The file gdt.rs contains an impl SegmentDescriptor
which contains functions for creating a segment descriptor from given base, bound and flags.
It also contains functions to get and set the base, limit or flags.
It also contains functions to get and set individual flags-
g: Granularity flag, indicates the size the Limit value is scaled by. If clear (0), the Limit is in 1 Byte blocks (byte granularity). If set (1), the Limit is in 4 KiB blocks (page granularity).
l: Long-mode code flag. If set (1), the descriptor defines a 64-bit code segment. When set, DB should always be clear. For any other type of segment (other code types or any data segment), it should be clear (0).

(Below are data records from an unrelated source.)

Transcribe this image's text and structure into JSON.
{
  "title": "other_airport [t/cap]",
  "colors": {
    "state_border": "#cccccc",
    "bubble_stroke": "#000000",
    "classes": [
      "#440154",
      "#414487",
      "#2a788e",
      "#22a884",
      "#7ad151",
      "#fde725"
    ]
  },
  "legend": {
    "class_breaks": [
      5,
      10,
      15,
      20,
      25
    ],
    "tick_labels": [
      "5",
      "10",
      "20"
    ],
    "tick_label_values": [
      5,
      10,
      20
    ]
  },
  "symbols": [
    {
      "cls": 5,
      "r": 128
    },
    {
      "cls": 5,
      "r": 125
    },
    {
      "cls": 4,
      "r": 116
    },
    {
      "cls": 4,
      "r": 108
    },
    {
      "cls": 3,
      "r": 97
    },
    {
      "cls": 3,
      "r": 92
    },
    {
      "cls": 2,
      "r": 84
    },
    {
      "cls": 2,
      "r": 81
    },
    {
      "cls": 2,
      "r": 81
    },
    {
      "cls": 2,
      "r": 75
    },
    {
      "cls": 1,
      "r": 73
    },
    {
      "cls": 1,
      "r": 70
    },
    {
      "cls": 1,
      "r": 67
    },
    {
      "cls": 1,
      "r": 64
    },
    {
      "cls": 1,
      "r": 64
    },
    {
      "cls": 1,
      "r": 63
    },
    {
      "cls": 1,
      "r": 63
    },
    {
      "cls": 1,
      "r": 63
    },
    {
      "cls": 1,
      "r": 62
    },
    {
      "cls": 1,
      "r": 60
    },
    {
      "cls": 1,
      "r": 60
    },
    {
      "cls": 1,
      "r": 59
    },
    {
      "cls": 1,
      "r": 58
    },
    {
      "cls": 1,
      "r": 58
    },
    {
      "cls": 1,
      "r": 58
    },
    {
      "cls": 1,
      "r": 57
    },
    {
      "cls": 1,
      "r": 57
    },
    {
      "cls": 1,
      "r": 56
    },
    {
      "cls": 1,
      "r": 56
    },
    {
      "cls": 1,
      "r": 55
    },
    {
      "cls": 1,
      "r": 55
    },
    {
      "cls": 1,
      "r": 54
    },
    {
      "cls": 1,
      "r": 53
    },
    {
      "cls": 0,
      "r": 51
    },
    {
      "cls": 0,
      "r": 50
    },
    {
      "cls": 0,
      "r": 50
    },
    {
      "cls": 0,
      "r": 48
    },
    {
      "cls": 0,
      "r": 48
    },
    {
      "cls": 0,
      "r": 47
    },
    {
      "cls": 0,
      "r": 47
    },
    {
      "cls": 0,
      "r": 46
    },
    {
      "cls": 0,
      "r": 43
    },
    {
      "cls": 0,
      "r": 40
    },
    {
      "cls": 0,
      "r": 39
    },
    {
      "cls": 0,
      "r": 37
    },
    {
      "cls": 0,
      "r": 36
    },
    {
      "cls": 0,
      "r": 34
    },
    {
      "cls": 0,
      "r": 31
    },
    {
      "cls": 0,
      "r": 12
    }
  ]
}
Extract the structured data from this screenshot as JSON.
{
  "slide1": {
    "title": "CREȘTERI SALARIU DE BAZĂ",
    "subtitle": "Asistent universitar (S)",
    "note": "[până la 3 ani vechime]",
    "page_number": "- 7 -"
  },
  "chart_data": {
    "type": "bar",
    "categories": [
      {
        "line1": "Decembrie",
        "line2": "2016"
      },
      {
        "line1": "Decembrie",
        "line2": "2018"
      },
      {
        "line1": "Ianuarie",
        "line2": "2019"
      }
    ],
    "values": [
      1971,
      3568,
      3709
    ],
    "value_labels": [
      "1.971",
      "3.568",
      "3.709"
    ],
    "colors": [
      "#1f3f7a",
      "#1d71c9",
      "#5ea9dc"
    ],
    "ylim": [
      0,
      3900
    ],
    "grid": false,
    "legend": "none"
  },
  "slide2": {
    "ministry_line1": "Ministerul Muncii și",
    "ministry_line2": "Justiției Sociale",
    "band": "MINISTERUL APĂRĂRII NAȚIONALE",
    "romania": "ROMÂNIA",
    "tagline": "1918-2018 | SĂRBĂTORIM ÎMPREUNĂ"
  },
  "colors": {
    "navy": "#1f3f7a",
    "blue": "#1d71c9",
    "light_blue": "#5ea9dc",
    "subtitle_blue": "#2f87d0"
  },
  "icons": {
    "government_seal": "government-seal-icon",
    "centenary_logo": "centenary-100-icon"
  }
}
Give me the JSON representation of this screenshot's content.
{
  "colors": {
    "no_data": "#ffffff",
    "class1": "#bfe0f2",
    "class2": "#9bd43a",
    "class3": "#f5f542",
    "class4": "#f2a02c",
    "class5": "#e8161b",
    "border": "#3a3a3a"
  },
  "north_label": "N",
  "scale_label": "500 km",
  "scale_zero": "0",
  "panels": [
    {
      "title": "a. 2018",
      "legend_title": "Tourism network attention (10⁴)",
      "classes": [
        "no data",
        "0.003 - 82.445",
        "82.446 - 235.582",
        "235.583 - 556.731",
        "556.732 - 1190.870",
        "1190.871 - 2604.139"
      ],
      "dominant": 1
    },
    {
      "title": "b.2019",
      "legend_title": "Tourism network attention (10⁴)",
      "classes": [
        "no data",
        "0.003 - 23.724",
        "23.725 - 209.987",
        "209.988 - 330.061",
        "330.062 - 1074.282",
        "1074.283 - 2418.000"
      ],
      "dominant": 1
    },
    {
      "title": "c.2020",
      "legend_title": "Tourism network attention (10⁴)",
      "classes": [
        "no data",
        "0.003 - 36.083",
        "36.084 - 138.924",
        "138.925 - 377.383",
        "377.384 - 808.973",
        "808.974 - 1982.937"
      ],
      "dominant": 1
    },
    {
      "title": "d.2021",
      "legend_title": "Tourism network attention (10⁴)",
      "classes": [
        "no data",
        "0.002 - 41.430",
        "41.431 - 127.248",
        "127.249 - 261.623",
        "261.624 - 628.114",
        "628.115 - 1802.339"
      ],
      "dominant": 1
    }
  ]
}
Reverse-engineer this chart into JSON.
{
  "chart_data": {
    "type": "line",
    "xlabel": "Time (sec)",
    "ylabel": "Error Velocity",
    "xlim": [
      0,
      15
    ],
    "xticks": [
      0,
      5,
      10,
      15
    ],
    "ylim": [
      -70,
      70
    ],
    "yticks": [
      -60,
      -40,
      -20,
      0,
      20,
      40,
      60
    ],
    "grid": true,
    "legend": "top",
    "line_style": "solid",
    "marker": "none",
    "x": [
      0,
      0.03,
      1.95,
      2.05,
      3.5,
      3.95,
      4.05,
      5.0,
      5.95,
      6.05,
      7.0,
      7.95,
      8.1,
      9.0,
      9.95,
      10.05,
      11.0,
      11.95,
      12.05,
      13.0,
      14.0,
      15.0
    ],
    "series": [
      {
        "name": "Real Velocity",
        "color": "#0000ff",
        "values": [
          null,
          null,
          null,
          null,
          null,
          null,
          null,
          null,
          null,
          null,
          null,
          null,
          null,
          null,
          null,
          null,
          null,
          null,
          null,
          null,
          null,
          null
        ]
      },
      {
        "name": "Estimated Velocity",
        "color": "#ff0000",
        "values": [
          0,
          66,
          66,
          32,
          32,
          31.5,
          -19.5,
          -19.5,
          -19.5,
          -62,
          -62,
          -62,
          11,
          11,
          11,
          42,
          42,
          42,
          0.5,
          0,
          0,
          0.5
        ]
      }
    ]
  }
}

avl: Ignored by the hardware.
p: Present bit. Allows an entry to refer to a valid segment. Must be set (1) for any valid segment
dpl: Descriptor privilege level field. Contains the CPU Privilege level of the segment. 0 = highest privilege (kernel), 3 = lowest privilege (user applications).
s: Descriptor type bit. If clear (0) the descriptor defines a system segment (eg. a Task State Segment). If set (1) it defines a code or data segment.
Finally, it contains a function create_kvm_segment
which returns a kvm_segment
struct from the Segment Descriptor
.
This struct is present the in kvm_sregs
struct
truct kvm_sregs {
struct kvm_segment cs, ds, es, fs, gs, ss;
struct kvm_segment tr, ldt;
struct kvm_dtable gdt, idt;
__u64 cr0, cr2, cr3, cr4, cr8;
__u64 efer;
__u64 apic_base;
__u64 interrupt_bitmap[(KVM_NR_INTERRUPTS + 63) / 64];
};
and is passed to the KVM API for vCPU
initialization using the KVM_SET_SREGS
call.
The file also contains a Gdt
struct which can be used to manage the guest's GDT
.
It contains method create_kvm_segment_for
to create a segment using KVM in a more controlled way,
and a method write_to_mem
to directly write the GDT to the guest memory.
The default implementation for the GDT
is
SegmentDescriptor::from(0, 0, 0), // NULL
SegmentDescriptor::from(0xa09b, 0, 0xfffff), // CODE
SegmentDescriptor::from(0xc093, 0, 0xfffff), // DATA
SegmentDescriptor::from(0x808b, 0, 0xfffff), // TSS
which contains the segments descriptors needed to safely enter ring3.